Özge sözüne devam etti. "Nerde kalmıştım... Hah şimdi sıra Furkan da. Furkan da okul kaptanı ve aynı şekilde çoğu kız onu seviyor. Bir de.... " dedi ve arkama baktı. "Hemen şimdi bakma ama arkanda. Bence okulun en havalısı o. Hiçkimseye yüz vermiyor. Söylenenlere göre annesi öldüğü için böyleymiş galiba..." dedi.  Serkan Özge 'ye bakıp gözlerini devirdi. Ben arkamdaki çocuğu umursamamıştım. "Özge ben lavoboya gitmeliyim. " dedim. Kafasını sallayıp "Tamam bende geliyorum. " dedi. Serkan ayağa kalktı "O zaman ben kaçar. " deyip Özge 'nin tekrar yanağını sıktı. Serkan giderken bi kaç saniye arasından baktım. Sonra daldığımı fark edip tepsiyi aldım ve ayağa kalktım. Arkamı dönmüş yürürken Özge bana çocuğa bakmam için yalvarıyordu. Bende dayanamayıp söylediği yöne doğru tam dönmüştüm ki birine çarpıp bütün yemeği üzerine döktüm.
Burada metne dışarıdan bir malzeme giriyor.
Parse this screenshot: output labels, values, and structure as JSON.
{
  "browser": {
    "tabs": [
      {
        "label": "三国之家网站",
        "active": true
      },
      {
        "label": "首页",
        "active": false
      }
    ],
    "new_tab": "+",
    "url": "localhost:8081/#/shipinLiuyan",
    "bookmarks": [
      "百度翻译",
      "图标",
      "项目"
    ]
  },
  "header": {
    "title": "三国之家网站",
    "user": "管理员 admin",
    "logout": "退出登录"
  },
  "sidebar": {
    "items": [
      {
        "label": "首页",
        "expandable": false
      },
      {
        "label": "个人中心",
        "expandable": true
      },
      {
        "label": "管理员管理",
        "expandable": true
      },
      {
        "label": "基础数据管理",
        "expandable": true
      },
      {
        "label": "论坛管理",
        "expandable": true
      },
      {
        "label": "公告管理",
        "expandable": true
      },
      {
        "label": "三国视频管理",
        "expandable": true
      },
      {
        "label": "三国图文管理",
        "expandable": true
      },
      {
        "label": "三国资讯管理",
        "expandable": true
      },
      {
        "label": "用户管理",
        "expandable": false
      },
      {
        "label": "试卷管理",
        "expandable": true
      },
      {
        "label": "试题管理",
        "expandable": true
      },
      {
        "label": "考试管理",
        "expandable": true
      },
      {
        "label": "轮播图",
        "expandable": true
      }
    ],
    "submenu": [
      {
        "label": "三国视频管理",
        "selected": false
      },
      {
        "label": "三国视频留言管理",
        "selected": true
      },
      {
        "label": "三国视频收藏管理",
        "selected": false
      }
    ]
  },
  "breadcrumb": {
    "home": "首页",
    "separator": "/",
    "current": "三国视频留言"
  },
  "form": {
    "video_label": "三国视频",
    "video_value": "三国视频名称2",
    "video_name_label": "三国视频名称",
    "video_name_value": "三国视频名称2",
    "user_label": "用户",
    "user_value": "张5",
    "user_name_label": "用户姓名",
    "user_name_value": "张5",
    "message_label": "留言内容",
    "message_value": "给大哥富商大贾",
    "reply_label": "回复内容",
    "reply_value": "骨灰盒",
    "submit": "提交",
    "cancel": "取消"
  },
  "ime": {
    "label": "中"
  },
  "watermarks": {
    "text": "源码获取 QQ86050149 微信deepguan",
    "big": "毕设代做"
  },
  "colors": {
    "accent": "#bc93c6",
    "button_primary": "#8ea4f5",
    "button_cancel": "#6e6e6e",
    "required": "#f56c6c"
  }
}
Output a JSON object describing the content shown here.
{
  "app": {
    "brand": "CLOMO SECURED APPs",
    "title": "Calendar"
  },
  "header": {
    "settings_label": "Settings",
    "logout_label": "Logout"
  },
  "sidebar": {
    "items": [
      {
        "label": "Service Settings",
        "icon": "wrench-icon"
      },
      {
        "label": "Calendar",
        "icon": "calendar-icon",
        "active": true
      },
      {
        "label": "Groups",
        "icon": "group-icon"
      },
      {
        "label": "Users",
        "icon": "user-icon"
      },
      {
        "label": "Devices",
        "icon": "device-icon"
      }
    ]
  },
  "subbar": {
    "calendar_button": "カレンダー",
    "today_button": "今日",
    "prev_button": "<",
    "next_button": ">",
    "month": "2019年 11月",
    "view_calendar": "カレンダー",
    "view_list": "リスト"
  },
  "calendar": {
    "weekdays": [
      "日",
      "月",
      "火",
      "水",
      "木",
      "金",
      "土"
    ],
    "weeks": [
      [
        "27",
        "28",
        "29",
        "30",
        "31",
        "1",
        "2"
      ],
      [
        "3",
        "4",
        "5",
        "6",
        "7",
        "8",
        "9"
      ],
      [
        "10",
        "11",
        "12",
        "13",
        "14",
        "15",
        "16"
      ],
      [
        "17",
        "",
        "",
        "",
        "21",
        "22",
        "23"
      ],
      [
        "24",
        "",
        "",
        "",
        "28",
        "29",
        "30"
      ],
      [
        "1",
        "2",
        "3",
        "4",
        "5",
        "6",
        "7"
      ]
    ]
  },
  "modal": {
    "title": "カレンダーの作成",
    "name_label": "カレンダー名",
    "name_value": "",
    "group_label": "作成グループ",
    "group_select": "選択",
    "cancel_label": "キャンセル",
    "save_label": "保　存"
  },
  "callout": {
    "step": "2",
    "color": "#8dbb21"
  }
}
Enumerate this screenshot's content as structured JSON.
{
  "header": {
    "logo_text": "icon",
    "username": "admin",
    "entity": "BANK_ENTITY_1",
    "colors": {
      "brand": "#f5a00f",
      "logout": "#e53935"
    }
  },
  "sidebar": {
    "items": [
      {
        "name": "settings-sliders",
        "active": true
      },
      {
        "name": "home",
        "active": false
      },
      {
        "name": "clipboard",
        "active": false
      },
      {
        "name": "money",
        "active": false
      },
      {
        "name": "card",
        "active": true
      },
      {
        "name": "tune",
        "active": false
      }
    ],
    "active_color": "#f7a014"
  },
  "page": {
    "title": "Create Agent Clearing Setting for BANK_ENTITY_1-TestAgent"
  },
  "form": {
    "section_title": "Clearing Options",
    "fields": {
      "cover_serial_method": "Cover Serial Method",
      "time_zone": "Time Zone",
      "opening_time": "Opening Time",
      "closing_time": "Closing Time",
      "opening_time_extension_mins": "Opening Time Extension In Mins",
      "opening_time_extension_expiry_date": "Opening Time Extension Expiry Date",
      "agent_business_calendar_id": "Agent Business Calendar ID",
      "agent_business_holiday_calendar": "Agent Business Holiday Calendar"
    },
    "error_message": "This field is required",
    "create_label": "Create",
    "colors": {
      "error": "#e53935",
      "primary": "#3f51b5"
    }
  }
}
Kafeteryada ki herkes bize bakarken ben soğuk bi yüz ifadesiyle etrafa bakınıyordum. Yere düşen çocuk söylenerek "Önüne basana be ge... " tam kafasını kaldırdığında ikimiz de birbirimize şaşkın şaşkın bakıyorduk. Gülümseyip "Papatya? " dedi. Bu Rıdvan'dı. Kimseye yüz vermeyen havalı çocuk Rıdvan olamaz dı değil mi? Ben şaşkın şaşkın ona bakarken "Rıdvan" dedim ve elimi ona uzattım kalkması için. Elimi tutmak için elini uzattığında herkes pür dikkat bizi izliyordu. Rıdvan elimi tutup beni kendine çektiğinde bende üzerine düştüm. "Düşüreceksen sende benimle beraber düşeceksin. " dedi. Ben gözlerinin içine bakıyordum o ise pis pis sırıtıyordu.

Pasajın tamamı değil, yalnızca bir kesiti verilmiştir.